Rio tersedak ludahnya sendiri mendengar panggilan dari Ify. Rasa panas menyebar ke pipinya dengan detakan jantungnya yang menggila. Ini bahaya!

"Mas Rio nggak apa-apa?" tanya Ify panik sambil menyerahkan segelas air putih yang diterima Rio dengan tangan yang sedikit gemetar.

Ray yang sejak tadi menyimak menahan tawa. Ia sengaja duduk membelakangi Ify dan Rio, menghalangi Atan dari dua orang dewasa itu.

"Atan, Atan sayang sama mama nggak?" bisik Rio kepada Atan yang kini sedang memakan apel.

"Sayang," jawab Atan dengan polos.

"Kalau mama menikah dengan ayah? Atan mau nggak?"

"Menikah itu ... apa?"

Waduh! Gawat! Ray memutar otak bagaimana menjelaskan secara sederhana kepada bocah polos di hadapannya ini.

"Emm, nanti Kak Ray jelasin! Sekarang Atan mau jalan-jalan sama Kak Ray dulu nggak?" bujuk Ray saat melihat piring Atan sudah bersih.

"Jalan-jalan?" tanya Atan sedikit ragu. Sepertinya ia masih agak trauma, takut ditinggal seperti dulu.

"Iya jalan-jalan. Nanti kita ke taman, di sana banyak anak-anak yang bermain."

"Tapi Atan jangan ditinggal, ya?"

Ray menggigit bibir menyadari jika Atan memiliki trauma.

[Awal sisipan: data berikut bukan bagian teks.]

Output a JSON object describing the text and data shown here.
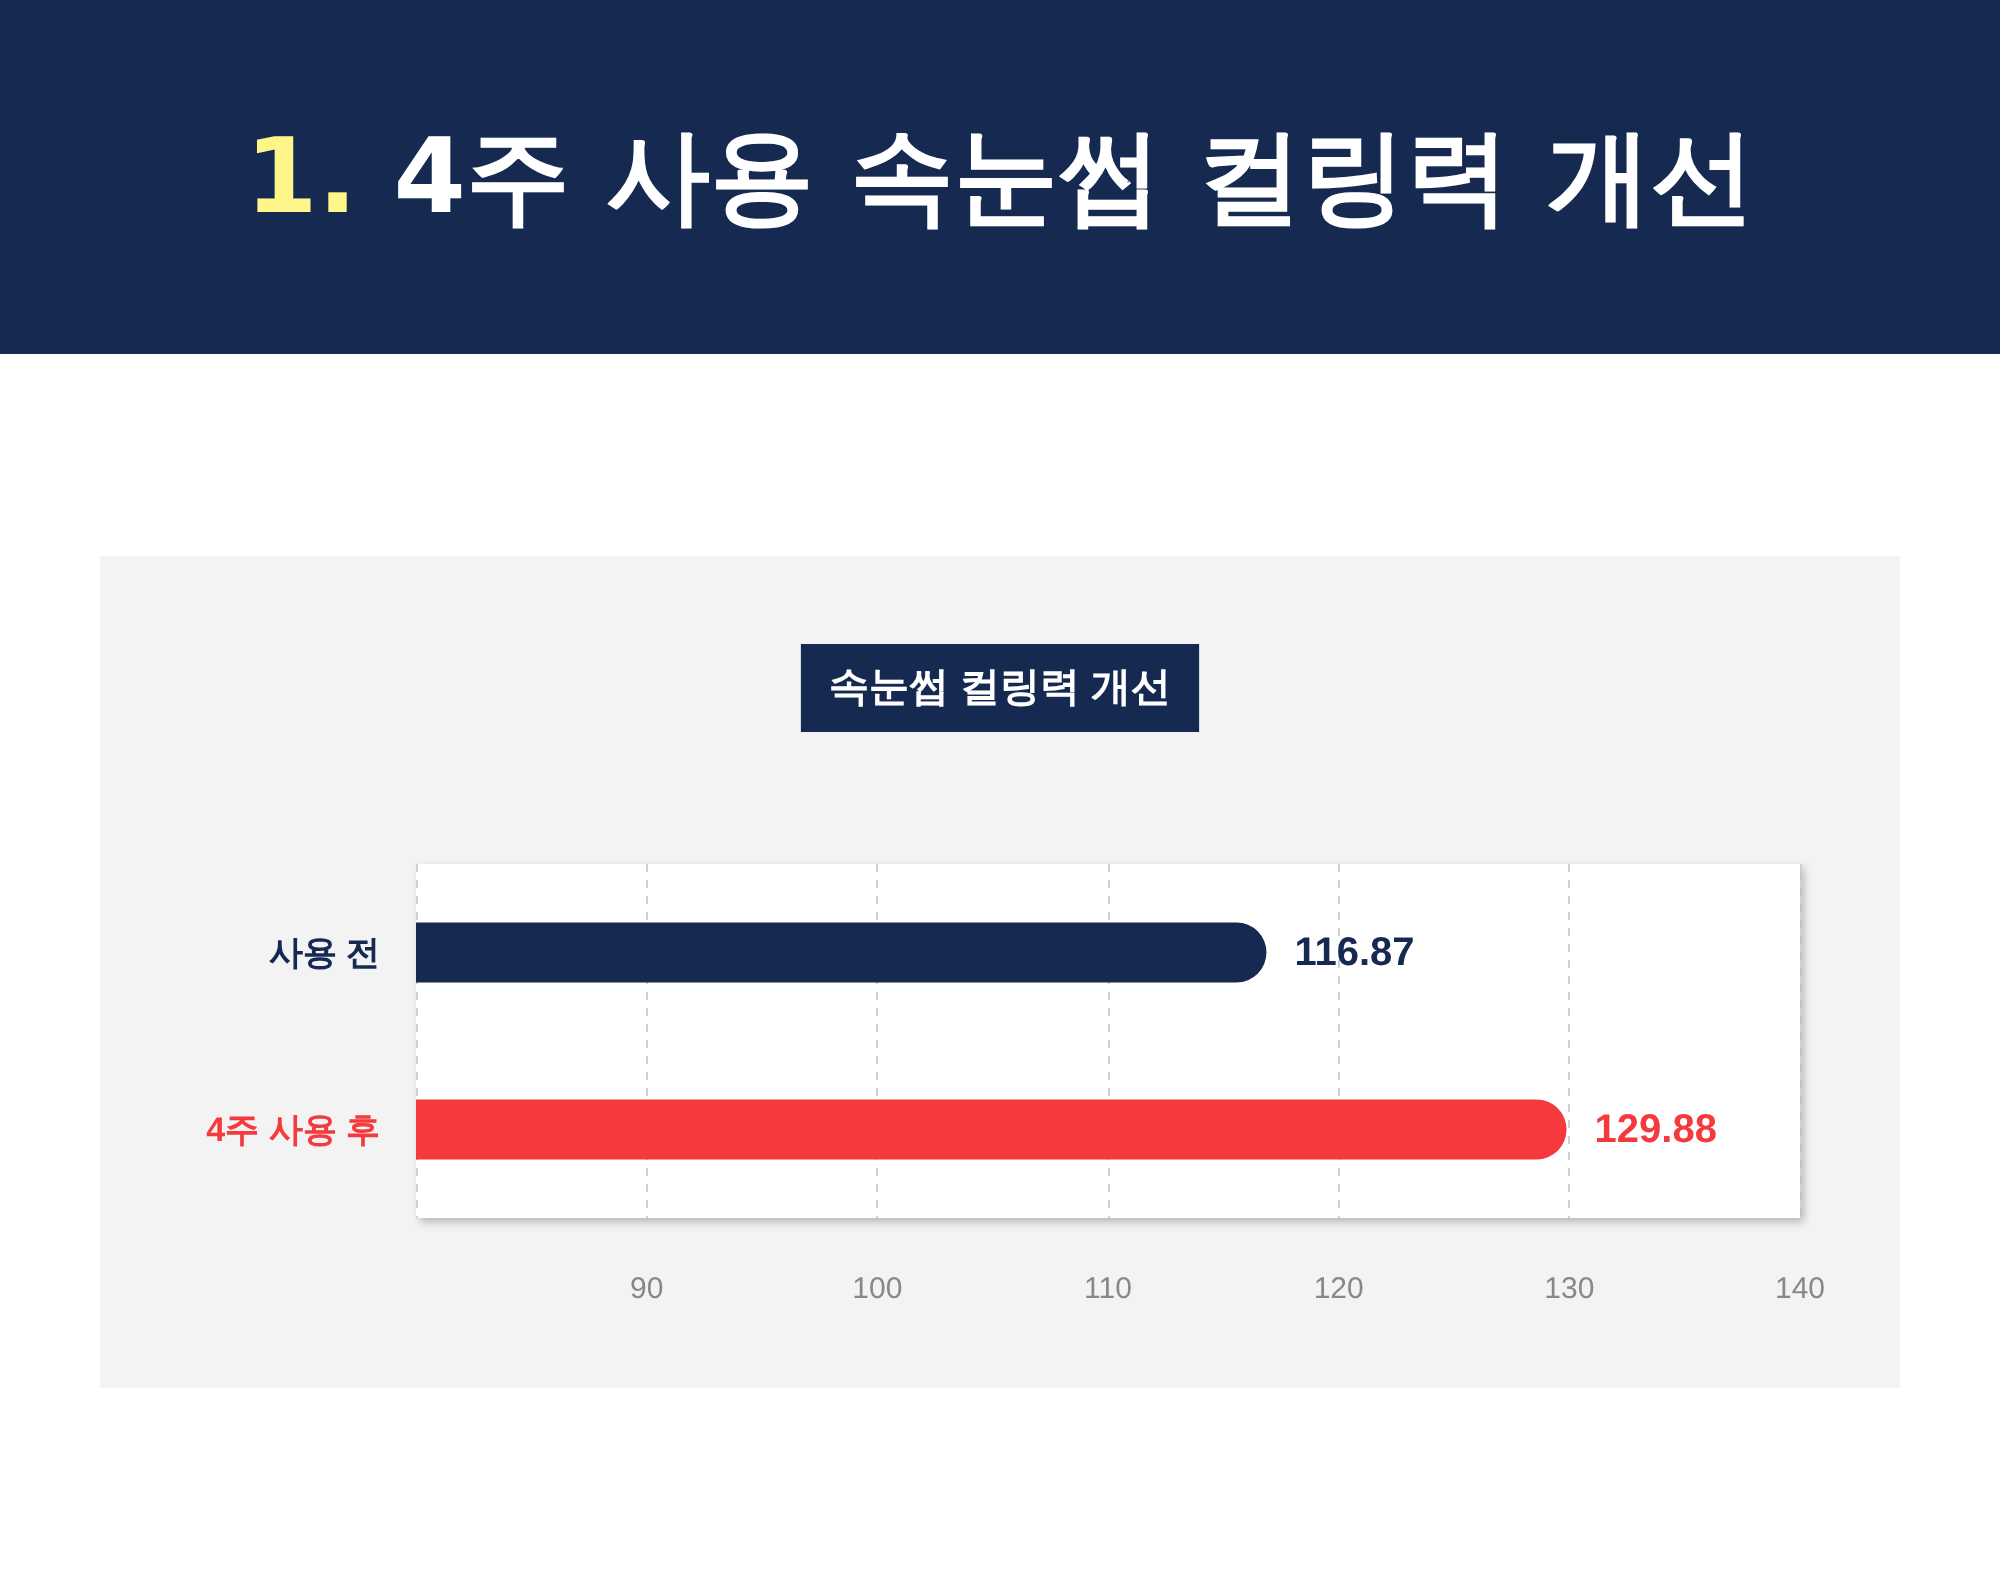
{
  "chart_data": {
    "type": "bar",
    "title": "1. 4주 사용 속눈썹 컬링력 개선",
    "subtitle": "속눈썹 컬링력 개선",
    "orientation": "horizontal",
    "categories": [
      "사용 전",
      "4주 사용 후"
    ],
    "values": [
      116.87,
      129.88
    ],
    "colors": [
      "#152951",
      "#f43a3d"
    ],
    "xlim": [
      80,
      140
    ],
    "xticks": [
      {
        "value": 80,
        "label": null
      },
      90,
      100,
      110,
      120,
      130,
      140
    ],
    "grid": "x",
    "data_labels": true
  }
}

"Tidak akan! Nanti Kak Ray akan ikat tangan kita berdua biar nggak kepisah," ucap Ray lalu mengambil pita dan mengikat tangan mereka berdua dengan kuat.

"Nah, kaya gini!"

Atan tertawa, melihat pergelangan tangan kecilnya terikat dengan pita kuning, yang membuatnya tak khawatir jika akan ditinggal.

"Ayo! Kita jalan-jalan," ajak Atan dengan semangat.

"Nah, sekarang ayo ijin sama ayah dan mama."

"Ayah, Mama, Atan jalan-jalan sama Kak Ray dulu, ya?" pamitnya yang membuat Ify sedikit kagok. Ia merasa seperti seorang ibu yang dihadapkan dengan situasi dimana seorang anak meminta ijinnya.

"Hati-hati ya sayang!" Rio yang menjawab lalu melihat ke arah Ray. "Tolong kembali sebelum petang!"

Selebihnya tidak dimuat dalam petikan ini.